深層融解self‐tormenting

傷は4センチ位の切り傷だった。タオルで拭いて貰うとやっぱり少し痛いかも。



持ってた絆創膏を貼ったけど、傷口が大きくてあんまり役にたたないや。



濡れ鼠のままそこに留まるのも気持ち悪かったから、着替えに車まで戻りたい。



先生に言って車に向かって歩きだすと、さっきのお爺さんが私たちを呼び止めた。




「うちの孫のせいで、誠に申し訳ありません。時に、あなた方はどちらかにお泊まりのお客様でいらっしゃいますか?」


なんて聞いてきて。



「『望洋荘』って旅館に泊まるけど?」


何の疑いも持たず私達が止めるのも聞かず、クリスは馬鹿正直に泊まる旅館の名前を教えてしまってる。

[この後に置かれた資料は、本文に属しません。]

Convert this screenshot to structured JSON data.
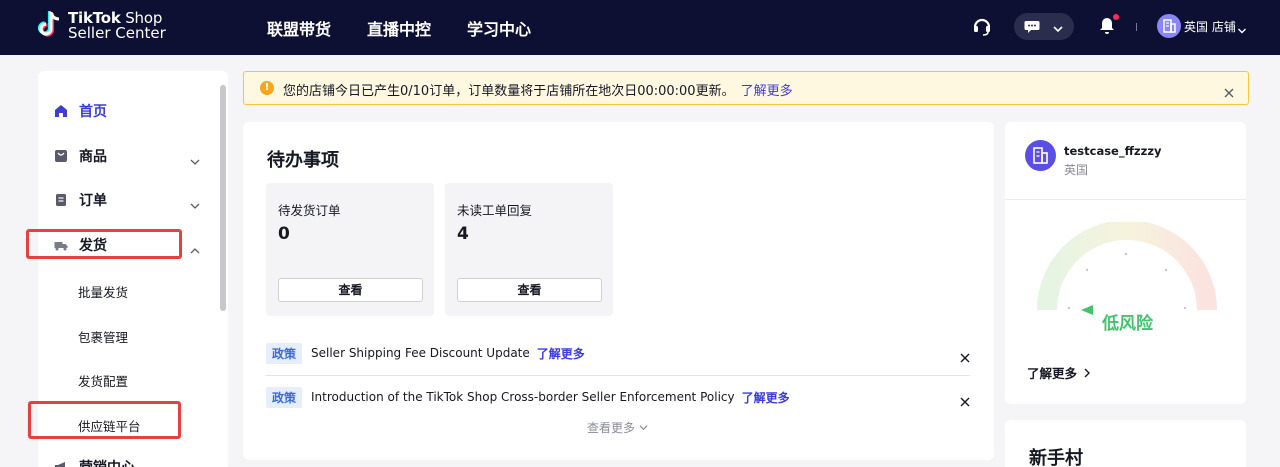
{
  "topbar": {
    "logo": {
      "line1_bold": "TikTok",
      "line1_light": " Shop",
      "line2": "Seller Center"
    },
    "nav": [
      "联盟带货",
      "直播中控",
      "学习中心"
    ],
    "store_name": "英国 店铺",
    "icons": {
      "support": "headset-icon",
      "chat": "chat-bubble-icon",
      "notifications": "bell-icon"
    },
    "colors": {
      "background": "#0d1033",
      "badge": "#fe2c55"
    }
  },
  "sidebar": {
    "items": [
      {
        "label": "首页",
        "icon": "home-icon",
        "active": true
      },
      {
        "label": "商品",
        "icon": "product-icon",
        "expandable": true
      },
      {
        "label": "订单",
        "icon": "order-icon",
        "expandable": true
      },
      {
        "label": "发货",
        "icon": "truck-icon",
        "expanded": true
      },
      {
        "label": "营销中心",
        "icon": "marketing-icon",
        "expandable": true
      }
    ],
    "subitems": [
      "批量发货",
      "包裹管理",
      "发货配置",
      "供应链平台"
    ],
    "accent": "#3c3cd8"
  },
  "notice": {
    "text": "您的店铺今日已产生0/10订单，订单数量将于店铺所在地次日00:00:00更新。",
    "link": "了解更多"
  },
  "todo": {
    "title": "待办事项",
    "boxes": [
      {
        "label": "待发货订单",
        "count": "0",
        "button": "查看"
      },
      {
        "label": "未读工单回复",
        "count": "4",
        "button": "查看"
      }
    ],
    "policies": [
      {
        "tag": "政策",
        "text": "Seller Shipping Fee Discount Update",
        "link": "了解更多"
      },
      {
        "tag": "政策",
        "text": "Introduction of the TikTok Shop Cross-border Seller Enforcement Policy",
        "link": "了解更多"
      }
    ],
    "see_more": "查看更多"
  },
  "account": {
    "name": "testcase_ffzzzy",
    "region": "英国",
    "risk_label": "低风险",
    "learn_more": "了解更多",
    "risk_color": "#45c26e"
  },
  "newbie": {
    "title": "新手村"
  }
}
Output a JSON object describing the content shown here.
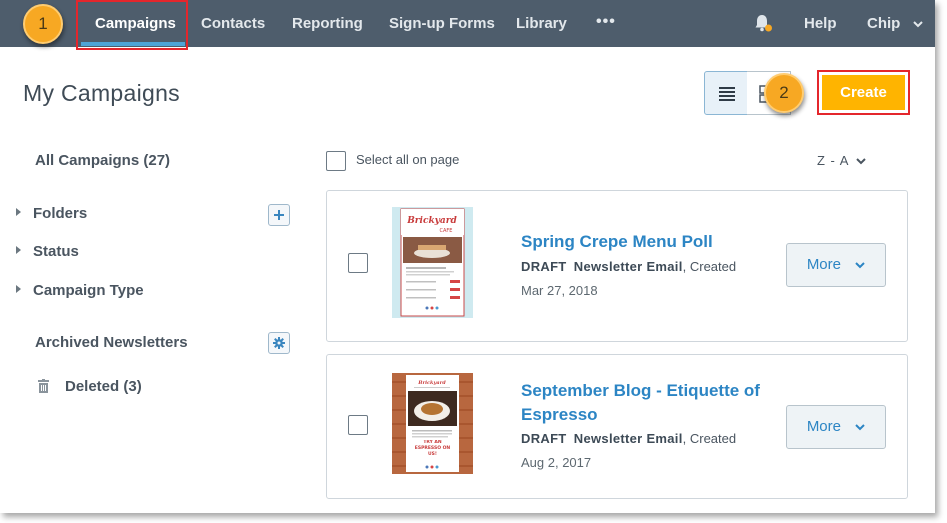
{
  "nav": {
    "items": [
      "Campaigns",
      "Contacts",
      "Reporting",
      "Sign-up Forms",
      "Library"
    ],
    "more": "•••",
    "help": "Help",
    "user": "Chip"
  },
  "callouts": [
    "1",
    "2"
  ],
  "header": {
    "title": "My Campaigns",
    "create_label": "Create"
  },
  "sidebar": {
    "all_campaigns": "All Campaigns (27)",
    "folders": "Folders",
    "status": "Status",
    "campaign_type": "Campaign Type",
    "archived": "Archived Newsletters",
    "deleted": "Deleted (3)"
  },
  "list": {
    "select_all": "Select all on page",
    "sort": "Z - A",
    "campaigns": [
      {
        "title_lines": [
          "Spring Crepe Menu Poll"
        ],
        "status": "DRAFT",
        "type": "Newsletter Email",
        "suffix": ", Created",
        "date": "Mar 27, 2018",
        "more": "More"
      },
      {
        "title_lines": [
          "September Blog - Etiquette of",
          "Espresso"
        ],
        "status": "DRAFT",
        "type": "Newsletter Email",
        "suffix": ", Created",
        "date": "Aug 2, 2017",
        "more": "More"
      }
    ]
  },
  "thumbs": {
    "brand": "Brickyard",
    "brand_sub": "CAFE",
    "promo": "TRY AN ESPRESSO ON US!"
  },
  "colors": {
    "nav_bg": "#4e5d6c",
    "accent": "#2c85c4",
    "create": "#ffb400",
    "callout": "#f7a823",
    "highlight": "#e4262c"
  }
}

「それならうちの旅館のお客様でございますね。孫がご迷惑をお掛け致しましたので、すぐ浴場の方をお使い下さい」


そう言ってお爺さんは懐から名刺を差し出した。


それには『望洋荘 支配人』って肩書きがちっさく載っている。


孫に弄ばれてる時にはフツーのお爺さんにしか見えなかったけど、なんか凄い人だったのか。

見かけによらないよなぁ。



「それってタダなの?」


ちょ、クリス!はっきり聞くな!



「勿論でございます。そのままチェックインされると宜しいかと……」

「お言葉に甘えます。コイツ、こんなナリじゃ風邪引いちまう」


先生がバスタオル毎私を抱き寄せて包み込んだ。



「ではご案内致しますので、こちらへどうぞ」


にこにこと笑う支配人さんは好好爺という言葉がぴったりだな、なんて考えながら、その後に着いていった。